El mar está sobrevalorado. Por eso necesito mirarlo, solo mirarlo. No quiero traerle lágrimas, tampoco flotar entre las olas o por encima de las bestias, bajo un cielo azul océano. Quiero quedarme en su orilla, ocupar un banco rodeado de corredores con prisa y viejos lentos, entornar los ojos y escupir arena. Quiero respirarlo para entender de dónde viene, para estar seguro de volver a vernos. Porque el mar es al verano lo que el sol a los inviernos, el primer día de una canción de infancia siendo adultos.
Tiene el mar el poder de una cicatriz hecha de sal, el tamaño suficiente para ahogar al mundo y no saber hacerlo. Todos somos hijos del mar, aunque nazcamos en Castilla, cerca de los cerdos. Y regresamos a su vientre para encontrar fuerzas. El mar trae repetición, señales, un momento feliz en la placenta, el horror de la carne de los bañadores y el bocadillo de queso con tomate. Agua de mar, mar de agua salada, agua bendita de plásticos, medusas, barcos. Mar cómplice, mar de herida y espejo y estrellas.

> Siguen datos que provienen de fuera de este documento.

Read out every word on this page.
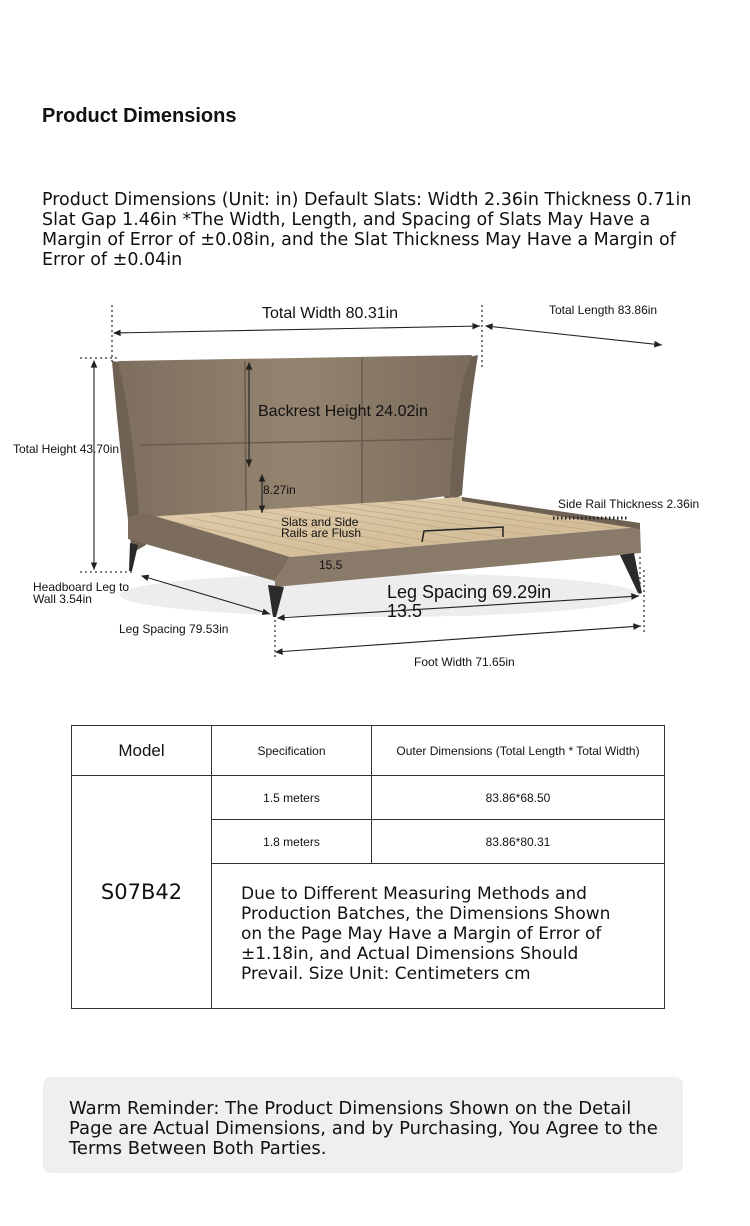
Product Dimensions
Product Dimensions (Unit: in) Default Slats: Width 2.36in Thickness 0.71in Slat Gap 1.46in *The Width, Length, and Spacing of Slats May Have a Margin of Error of ±0.08in, and the Slat Thickness May Have a Margin of Error of ±0.04in
Total Width 80.31in	Total Length 83.86in
Total Height 43.70in
Backrest Height 24.02in
8.27in
Side Rail Thickness 2.36in
Slats and Side
Rails are Flush
15.5
Headboard Leg to
Wall 3.54in	Leg Spacing 69.29in
13.5
Leg Spacing 79.53in
Foot Width 71.65in
Model	Specification	Outer Dimensions (Total Length * Total Width)
S07B42	1.5 meters	83.86*68.50
	1.8 meters	83.86*80.31
	Due to Different Measuring Methods and Production Batches, the Dimensions Shown on the Page May Have a Margin of Error of ±1.18in, and Actual Dimensions Should Prevail. Size Unit: Centimeters cm	
Warm Reminder: The Product Dimensions Shown on the Detail Page are Actual Dimensions, and by Purchasing, You Agree to the Terms Between Both Parties.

El mar, la mar, piélago de sol y viento.
Todos vivimos y morimos en el mar. A él le contamos todo aquello que no vimos, que no fuimos ni seremos. Tal es su poder sin apenas intentarlo. El mar, en realidad, quiere estar tranquilo, librarse de los hombres, las mujeres y los niños, pisar tierra firme y dormir. Inventar a los humanos fue un error. Por eso llora el mar, por eso calla, por eso huye con cada marea y vuelve porque añora algo. Tiene que ser la nieve, el frío, otras tumbas. Sí, otras tumbas.